Saturday, May 30, 2009

Causes of Stress

The causes of stress are known as stressors and there are literally hundreds of different types of stressors. Any event in life that a person finds threatening, difficult to cope with or causes excess pressure can be a potential cause of stress. It is important to bear in mind that stress is an individualistic, subjective experience and therefore what one person finds stressful another may not. Stressors can be broken down roughly into either external or internal (or a mixture of both.)

External Stressors
External Stressors are those situations, which are not in your control. It s known that the longer a stressor continues, then the more likely it is to cause stress and that the individuals perception of an event is the key to whether they will find a situation stressful or not. For example, if a person is happy living in their house, they’ve lived there for a number of years, have developed close friends in the area and do not want to move but are forced to move because their home is being repossessed, then they are going to find the event of moving infinitely far more stressful than a person who has lived in their home for a short time, next to a very noisy, difficult neighbour and who wants to move to get away from the noise.
The majority of causes of stress that we face on a day-to-day basis are not as extreme as life events. The day-to-day causes of stress are called daily hassles; they are those daily, minor irritations such as misplacing our car keys, traffic jams, minor arguments with family/colleagues, etc. Research by Lazarus and Folkman (1984), at the University of California, indicated that it was the daily hassles rather than the major life events that affected us the most. Life events do not occur every day, but daily hassles do; it’s the constant, daily frustration caused by these hassles that cause us the most stress, because they occur so regularly and therefore can undermine our health.

Internal Stressors
We tend to think that stress is solely caused by external events, situations and people, yet this is not strictly correct. Research has found that the Transactional Model of Stress is more accurate. This model says that stress is caused by a transaction, i.e. there is an interaction between the stressor, our view of the stressor and our perceived ability to cope with it. It’s our own internal beliefs, attitudes, interpretations, perceptions and other factors, in combination with the external events that tend to create stress. Internal factors which influence how we perceive stress include our:

Beliefs, Perception, Expectations, Perfectionsim, Low self esteem, People pleasing personality, Low assertion and Locus of control.

Friday, May 29, 2009


One of the reasons of using drugs is stress as reported by a number of worldwide surveys. Stress is the way that you feel when pressure is placed on you. A little bit of pressure can be productive, gives you motivation, and help you to perform better at something. However, too much pressure or prolonged pressure can lead to stress, which is unhealthy for the mind and body. Everyone reacts differently to stress, and some people may have a higher threshold than others. Too much stress often leads to physical, mental and emotional problems. In this part of the manual you will learn healthy ways to cope with stress.

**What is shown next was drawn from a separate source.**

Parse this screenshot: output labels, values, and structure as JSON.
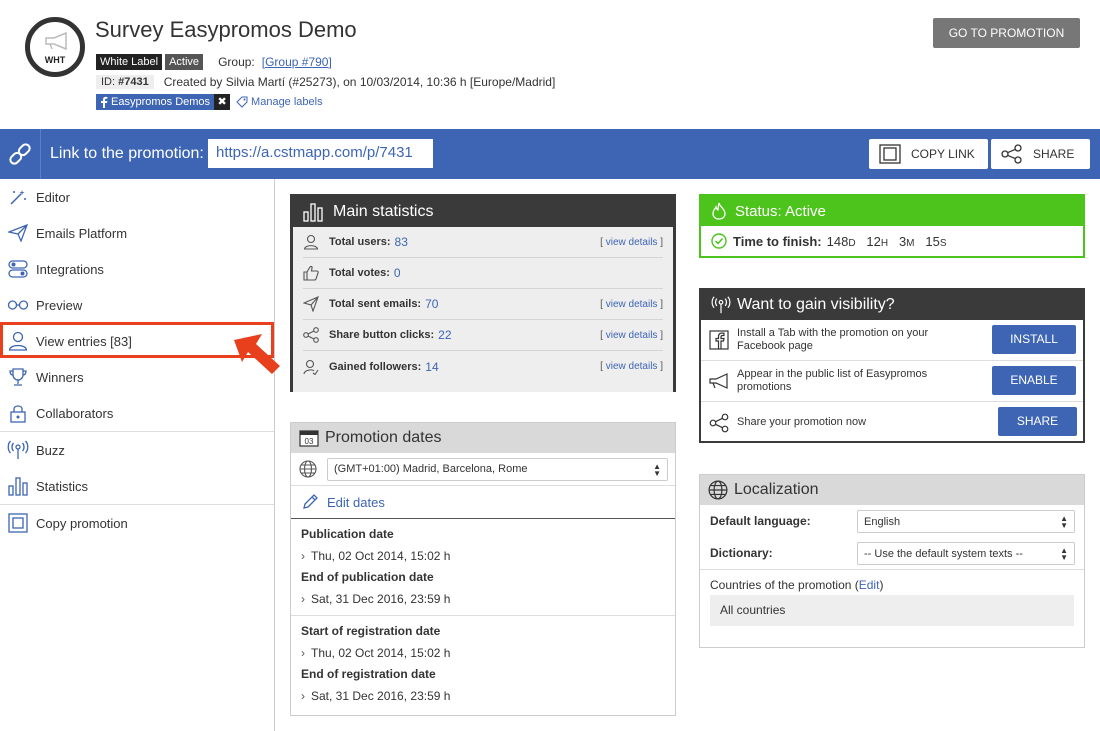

First of all you need to learn about stress. When faced with a situation that makes you stressed out, your body releases chemicals, including cortisol, adrenaline and noradrenaline. These invoke the 'fight or flight' response that helps us to deal with the situation. However, when you're in a situation that prevents you from fighting or escaping, such as being on an overcrowded train, these chemicals are not used.

If the chemicals that are released during stressful situations accumulate from not being used, their effects are felt by the body. A build-up of adrenaline and noradrenaline increases blood pressure, heart rate, and the amount that you sweat. Cortisol prevents your immune system from functioning properly, as well as releasing fat and sugar into your blood stream.

Stress affects different people in different ways and everyone has a different method of dealing with it. The chemicals that are released by your body as a result of stress can build up over time and cause various mental and physical symptoms. These are listed below:
anger, depression, anxiety, changes in behaviour, food cravings, lack of appetite,
frequent crying, disturbed sleep, feeling tired, and difficulty to concentrate, cramps or muscle spasms, dizziness, chest pain, constipation or diarrhoea, fainting spells, nail biting, nervous twitches, pins and needles, feeling restless, a tendency to sweat, breathlessness, muscular and aches.

Experiencing even one or two of these symptoms can make you feel frustrated or anxious. This can be a vicious circle - for example, you want to avoid stress but symptoms such as frequent crying or nervous twitching can make you feel annoyed with yourself and even more stressed out.